My Review | The Magician King

The Magician King (The Magicians, #2)The Magician King by Lev Grossman
My rating: 4 of 5 stars

The Magician King is the sequel to the book, The Magicians, which was for all intent and purposes, was the story of Hogwarts for older kids, who like to drink, where magic is real. The sequel takes you far from the school setting, deep inside Fillory – sort of an enchanted land like Narnia – to the edge and beyond.

“One of the pleasures of “The Magicians” was seeing the standard devices of the fantasy story (talking beasts, magical spells, swordplay) through the eyes of its pop-savvy characters, believable teen­agers who read comics, used the Internet, drank to excess — and learned to their delight that they were, indeed, exactly as special as they’d always believed. Admission to Brakebills College, a school of magic in upstate New York, proved it.”

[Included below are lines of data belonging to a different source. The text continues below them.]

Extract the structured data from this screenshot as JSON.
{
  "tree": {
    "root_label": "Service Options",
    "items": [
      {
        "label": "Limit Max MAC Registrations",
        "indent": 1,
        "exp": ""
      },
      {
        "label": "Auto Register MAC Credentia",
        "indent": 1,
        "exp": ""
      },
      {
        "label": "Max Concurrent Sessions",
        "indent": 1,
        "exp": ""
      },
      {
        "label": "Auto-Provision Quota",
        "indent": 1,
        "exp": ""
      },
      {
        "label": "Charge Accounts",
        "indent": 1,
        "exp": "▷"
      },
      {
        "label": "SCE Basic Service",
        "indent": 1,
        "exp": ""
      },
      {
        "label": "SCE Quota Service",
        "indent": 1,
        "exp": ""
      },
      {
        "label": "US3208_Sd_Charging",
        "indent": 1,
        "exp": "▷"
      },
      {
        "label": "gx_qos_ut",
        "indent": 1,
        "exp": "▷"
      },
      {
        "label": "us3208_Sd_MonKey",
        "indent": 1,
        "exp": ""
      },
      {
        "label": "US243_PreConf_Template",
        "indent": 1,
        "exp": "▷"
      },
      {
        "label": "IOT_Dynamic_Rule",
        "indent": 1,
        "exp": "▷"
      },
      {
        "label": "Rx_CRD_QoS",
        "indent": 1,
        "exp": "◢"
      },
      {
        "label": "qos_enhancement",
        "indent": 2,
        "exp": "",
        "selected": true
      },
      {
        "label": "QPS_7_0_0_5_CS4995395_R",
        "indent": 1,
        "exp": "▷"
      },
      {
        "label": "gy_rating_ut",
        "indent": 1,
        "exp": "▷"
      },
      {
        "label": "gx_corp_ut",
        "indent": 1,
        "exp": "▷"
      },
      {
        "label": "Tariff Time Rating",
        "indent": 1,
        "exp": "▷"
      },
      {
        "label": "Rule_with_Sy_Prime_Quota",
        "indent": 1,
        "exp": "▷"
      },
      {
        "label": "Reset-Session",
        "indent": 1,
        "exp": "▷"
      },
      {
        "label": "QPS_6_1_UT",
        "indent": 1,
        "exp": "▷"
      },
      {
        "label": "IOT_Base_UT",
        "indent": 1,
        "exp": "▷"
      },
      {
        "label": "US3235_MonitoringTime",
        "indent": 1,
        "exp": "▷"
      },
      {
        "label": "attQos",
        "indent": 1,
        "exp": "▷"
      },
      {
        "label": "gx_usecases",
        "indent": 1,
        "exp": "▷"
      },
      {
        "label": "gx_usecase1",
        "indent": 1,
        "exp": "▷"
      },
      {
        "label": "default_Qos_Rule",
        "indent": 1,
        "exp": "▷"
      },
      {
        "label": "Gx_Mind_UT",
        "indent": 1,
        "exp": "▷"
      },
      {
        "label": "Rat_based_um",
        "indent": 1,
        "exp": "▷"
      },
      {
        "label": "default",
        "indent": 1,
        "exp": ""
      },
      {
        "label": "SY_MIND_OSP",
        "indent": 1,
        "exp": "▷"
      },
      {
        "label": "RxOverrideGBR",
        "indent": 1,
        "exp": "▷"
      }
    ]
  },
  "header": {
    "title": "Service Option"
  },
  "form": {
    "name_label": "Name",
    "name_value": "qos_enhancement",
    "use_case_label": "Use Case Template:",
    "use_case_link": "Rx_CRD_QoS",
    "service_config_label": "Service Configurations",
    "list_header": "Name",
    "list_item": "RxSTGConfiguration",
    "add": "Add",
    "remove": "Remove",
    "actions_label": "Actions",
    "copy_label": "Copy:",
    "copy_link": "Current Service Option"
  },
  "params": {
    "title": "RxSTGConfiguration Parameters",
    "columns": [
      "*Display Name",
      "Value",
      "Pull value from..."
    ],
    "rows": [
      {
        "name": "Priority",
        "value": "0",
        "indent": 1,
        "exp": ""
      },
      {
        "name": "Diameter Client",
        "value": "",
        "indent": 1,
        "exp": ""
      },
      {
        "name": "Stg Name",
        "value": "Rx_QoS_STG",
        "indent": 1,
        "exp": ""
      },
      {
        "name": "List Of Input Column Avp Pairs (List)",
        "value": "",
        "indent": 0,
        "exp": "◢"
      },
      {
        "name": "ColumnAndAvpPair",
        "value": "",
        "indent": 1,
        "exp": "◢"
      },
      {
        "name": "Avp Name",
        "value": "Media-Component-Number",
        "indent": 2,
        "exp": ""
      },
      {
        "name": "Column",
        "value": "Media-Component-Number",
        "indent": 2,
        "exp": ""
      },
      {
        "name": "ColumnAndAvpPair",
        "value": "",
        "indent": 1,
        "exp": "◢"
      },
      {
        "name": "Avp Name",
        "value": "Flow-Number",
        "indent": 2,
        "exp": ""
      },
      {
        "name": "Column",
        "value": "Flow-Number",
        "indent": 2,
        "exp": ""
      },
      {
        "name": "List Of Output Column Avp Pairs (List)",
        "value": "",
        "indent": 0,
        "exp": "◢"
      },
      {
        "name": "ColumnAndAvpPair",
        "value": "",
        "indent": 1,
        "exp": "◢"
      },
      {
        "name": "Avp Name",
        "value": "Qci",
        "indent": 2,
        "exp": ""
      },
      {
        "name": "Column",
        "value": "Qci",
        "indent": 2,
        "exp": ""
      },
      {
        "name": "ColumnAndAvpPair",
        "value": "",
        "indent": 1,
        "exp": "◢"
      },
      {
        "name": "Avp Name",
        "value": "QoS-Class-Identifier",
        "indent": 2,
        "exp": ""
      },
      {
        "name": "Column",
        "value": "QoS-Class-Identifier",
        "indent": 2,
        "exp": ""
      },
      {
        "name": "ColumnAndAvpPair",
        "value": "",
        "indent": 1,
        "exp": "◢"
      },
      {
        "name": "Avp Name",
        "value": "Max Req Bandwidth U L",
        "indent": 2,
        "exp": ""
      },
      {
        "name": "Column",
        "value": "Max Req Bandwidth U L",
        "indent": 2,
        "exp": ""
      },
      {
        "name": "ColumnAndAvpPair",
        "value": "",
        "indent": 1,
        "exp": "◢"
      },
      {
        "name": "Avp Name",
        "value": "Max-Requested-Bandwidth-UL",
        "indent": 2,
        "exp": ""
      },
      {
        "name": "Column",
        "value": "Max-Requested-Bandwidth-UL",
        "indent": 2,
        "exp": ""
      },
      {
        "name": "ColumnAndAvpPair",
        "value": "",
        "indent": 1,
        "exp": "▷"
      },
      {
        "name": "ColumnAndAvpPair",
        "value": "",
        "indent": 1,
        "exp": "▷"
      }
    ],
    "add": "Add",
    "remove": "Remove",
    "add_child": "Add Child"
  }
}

One of the storylines of The Magician King is explaining what happened to Quentin – the lead character – and Julia, Quentin’s crush from the first book. She fails to be admitted into the Breakbills College at the beginning of book one and then appears again at the very end.

This was what I consider the basic problem of second books or movies in a trilogy. It felt like the whole point of the book was to get us set up for the third and final installment. Lots of narrative spent on Julia, so you could see how she became what she became. That wasn’t my favorite part. She becomes a powerful magician on the mean streets. She is filled with depression.

I much preferred the storyline of Quentin, who is learning how to be a hero. He kept forwarding the narrative in a quest to find Horcruxes, I mean, golden keys, getting in and out of harry situations.

The main characters from the first book are ruling over Fillory, bad things are happening and the magical land needs a hero to save it.

“Everybody wanted to be the hero of their own story,” Quentin declares, framing the novel’s theme in neat miniature. But by the end of “The Magician King,” he comes to realize that he just might not be. It’s a harsh lesson, and one that, in keeping with the preoccupations and innovations of this serious, heartfelt novel, turns the machinery of fantasy inside out.”